The second delicate point is the classification of $\cos A=\cos B$. A direct reconstruction uses the periodicity of cosine: $\cos A-\cos B=-2\sin\left(\frac{A+B}{2}\right)\sin\left(\frac{A-B}{2}\right)$, which vanishes exactly when $A\equiv \pm B \pmod{2\pi}$.
The third delicate point is distinctness.
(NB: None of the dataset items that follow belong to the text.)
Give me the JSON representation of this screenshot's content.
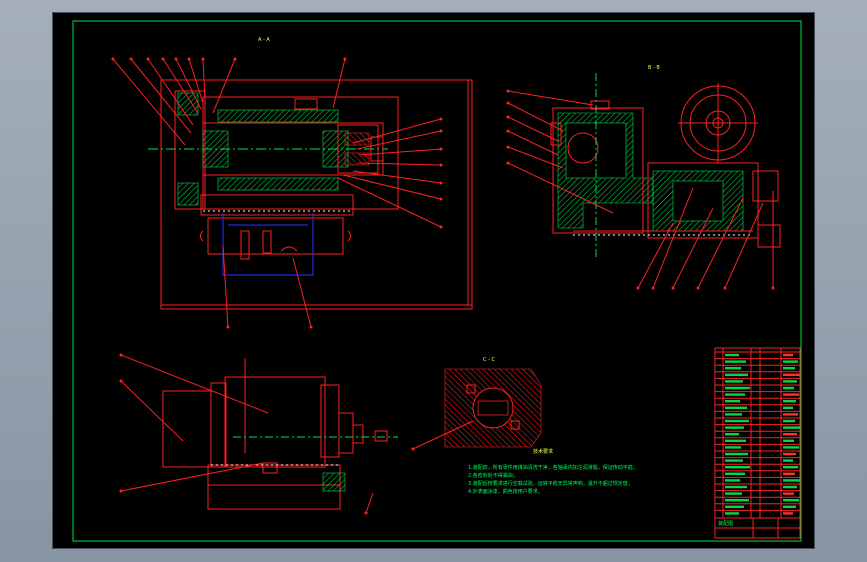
{
  "view_labels": {
    "section_a": "A - A",
    "section_b": "B - B",
    "section_c": "C - C"
  },
  "tech_requirements": {
    "title": "技术要求",
    "lines": [
      "1.装配前，所有零件用煤油清洗干净；各轴承内加注润滑脂，保证传动平稳；",
      "2.各密封处不得漏油；",
      "3.装配后按要求进行空载试验，运转平稳无异常声响，温升不超过规定值；",
      "4.外表面涂漆，颜色按用户要求。"
    ]
  },
  "title_block": {
    "drawing_name": "装配图"
  },
  "colors": {
    "frame": "#00e04a",
    "geometry": "#ff2020",
    "hatch": "#00e04a",
    "hidden": "#2a35ff"
  }
}
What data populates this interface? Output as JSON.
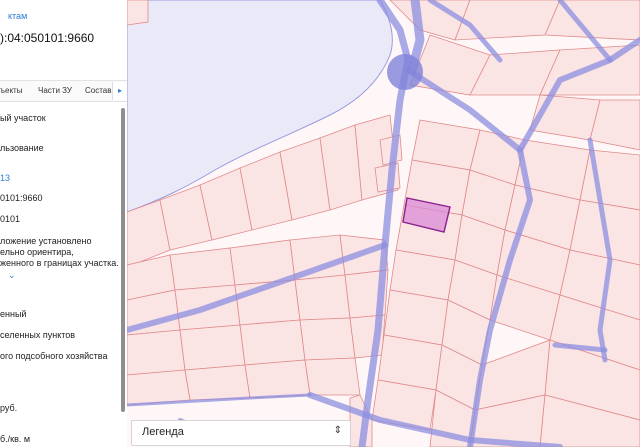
{
  "panel": {
    "back_link": "ктам",
    "cadastral_number": "):04:050101:9660",
    "tabs": [
      "ъекты",
      "Части ЗУ",
      "Состав"
    ],
    "tab_more_icon": "chevron-right-icon",
    "fields": [
      "ый участок",
      "льзование",
      "13",
      "0101:9660",
      "0101",
      "ложение установлено",
      "ельно ориентира,",
      "женного в границах участка.",
      "енный",
      "селенных пунктов",
      "ого подсобного хозяйства",
      "руб.",
      "б./кв. м"
    ],
    "expand_icon": "chevron-down-icon"
  },
  "map": {
    "legend_label": "Легенда",
    "legend_icon": "sort-updown-icon",
    "colors": {
      "water": "#e9e9f7",
      "parcel_fill": "#fbe4e4",
      "parcel_border": "#e08a8a",
      "road": "#8c8fe0",
      "selected_fill": "#d98bd6",
      "selected_border": "#8a1f8f"
    }
  }
}
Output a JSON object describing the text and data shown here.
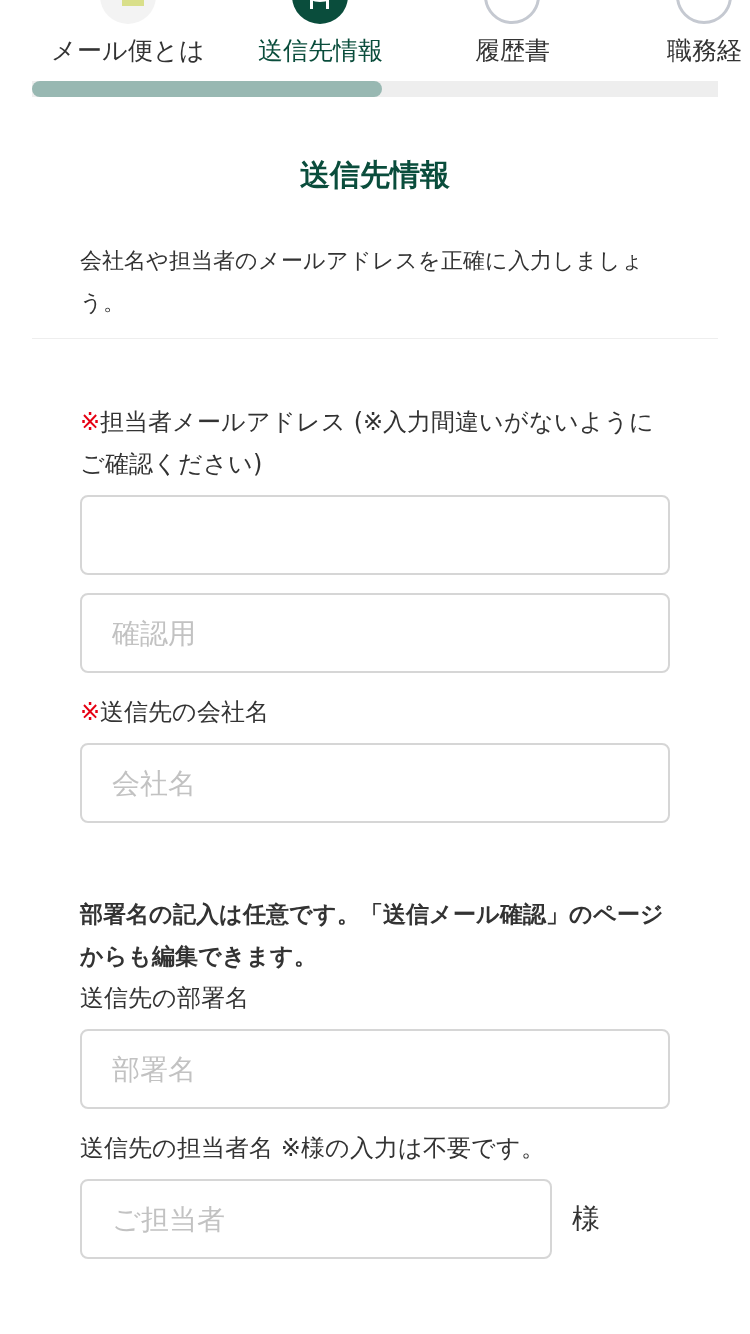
{
  "steps": [
    {
      "label": "メール便とは",
      "selected": false,
      "kind": "intro"
    },
    {
      "label": "送信先情報",
      "selected": true,
      "kind": "current"
    },
    {
      "label": "履歴書",
      "selected": false,
      "kind": "numbered"
    },
    {
      "label": "職務経",
      "selected": false,
      "kind": "numbered"
    }
  ],
  "progress": {
    "level": 0.51
  },
  "title": "送信先情報",
  "intro": "会社名や担当者のメールアドレスを正確に入力しましょう。",
  "form": [
    {
      "kind": "label",
      "required_mark": "※",
      "text": "担当者メールアドレス (※入力間違いがないようにご確認ください)"
    },
    {
      "kind": "input"
    },
    {
      "kind": "input",
      "placeholder": "確認用"
    },
    {
      "kind": "label",
      "required_mark": "※",
      "text": "送信先の会社名"
    },
    {
      "kind": "input",
      "placeholder": "会社名"
    },
    {
      "kind": "note",
      "text": "部署名の記入は任意です。「送信メール確認」のページからも編集できます。"
    },
    {
      "kind": "label",
      "text": "送信先の部署名"
    },
    {
      "kind": "input",
      "placeholder": "部署名"
    },
    {
      "kind": "label",
      "text": "送信先の担当者名 ※様の入力は不要です。"
    },
    {
      "kind": "input",
      "placeholder": "ご担当者",
      "suffix": "様"
    }
  ]
}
Re-derivation uses monotonicity of $\cos\theta$ on $[0,\pi]$, ensuring that distinct angles in this interval yield distinct cosine values, so the restriction to a fundamental domain removes all ambiguity.
Alternative Approaches
A purely algebraic approach uses the identity $P_n(x)=2T_{2^n}(x/2)$ and properties of Chebyshev polynomials, reducing the problem to the fact that zeros of $T_m(x)$ lie in $[-1,1]$ and are simple. This avoids trigonometry entirely and replaces angle doubling with polynomial composition identities.
Another approach uses dynamical systems on the Riemann sphere, interpreting $x\mapsto x^2-2$ as a conjugate of $z\mapsto z^2$ via the Joukowski map, where fixed points correspond to roots of unity under iteration, giving the same classification through complex dynamics.